Plongée dans les océans - Sakina Ayata

La pollution plastique des océans (2/2)

Photo de Catherine  Sheila - Pexels La pollution plastique des océans (2/2)
Photo de Catherine Sheila - Pexels

"Plongée dans les océans", la chronique hebdomadaire qui vous transporte dans la faune et flore marine présentée par Sakina-Dorothée Ayata, maîtresse de conférences en écologie marine à Sorbonne Université.

Sakina, cette semaine vous allez continuer à nous parler de la pollution plastique, et en particulier des microplastiques qui polluent les océans océans.

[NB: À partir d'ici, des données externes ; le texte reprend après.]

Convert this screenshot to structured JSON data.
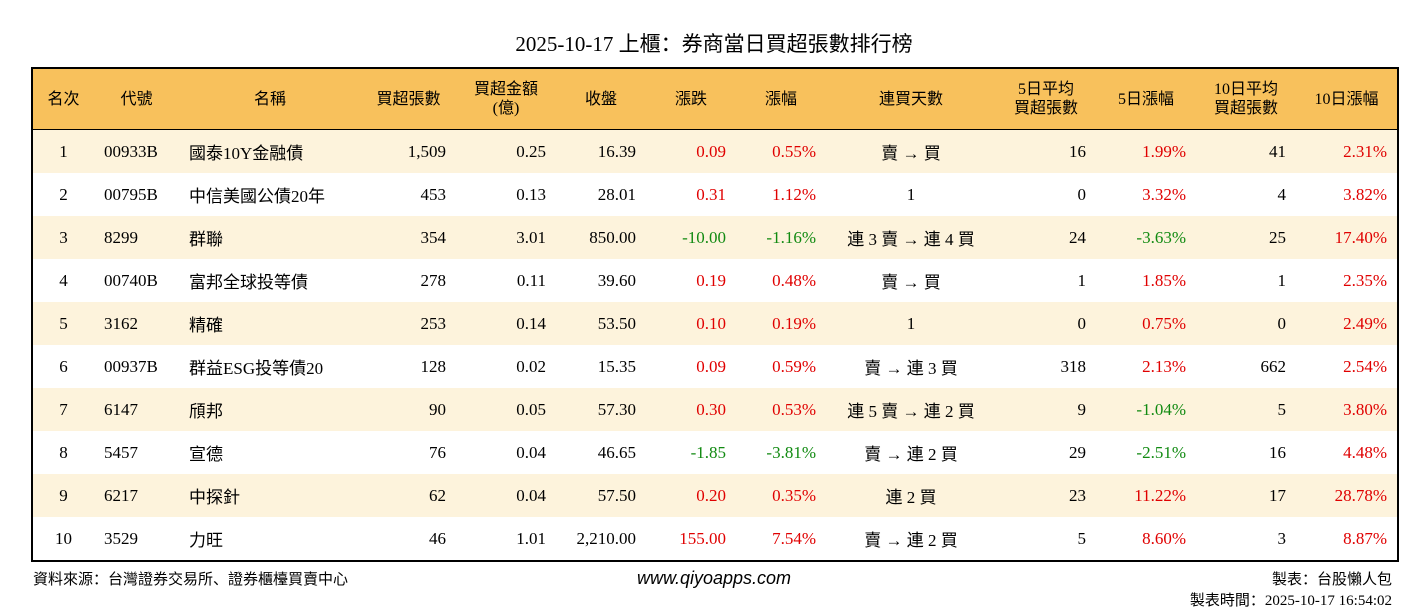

En effet. Les microplastiques regroupent les débris plastiques les plus petits, c’est-à-dire ceux qui mesurent moins de 5 mm. On pense que 90% de ces microplastiques proviennent de la dégradation d’objets en plastiques plus grands, comme des bouteilles plastiques, des sacs plastiques, ou du matériel de pêche comme les filets. C’est ce que l’on appelle des microplastiques secondaires. Mais il existe aussi des microplastiques primaires, c’est-à-dire directement rejetés dans l’environnement sous forme de petites particules. La majorité d’entre elles sont des fibres synthétiques qui proviennent de l’eau de rinçage de nos machines à laver le linge. On y trouve aussi des particules produites lors du frottement des pneus sur les routes, ou encore des microparticules issues des cosmétiques, comme les microbilles utilisées dans les produits de gommage de la peau ou dans les dentifrices.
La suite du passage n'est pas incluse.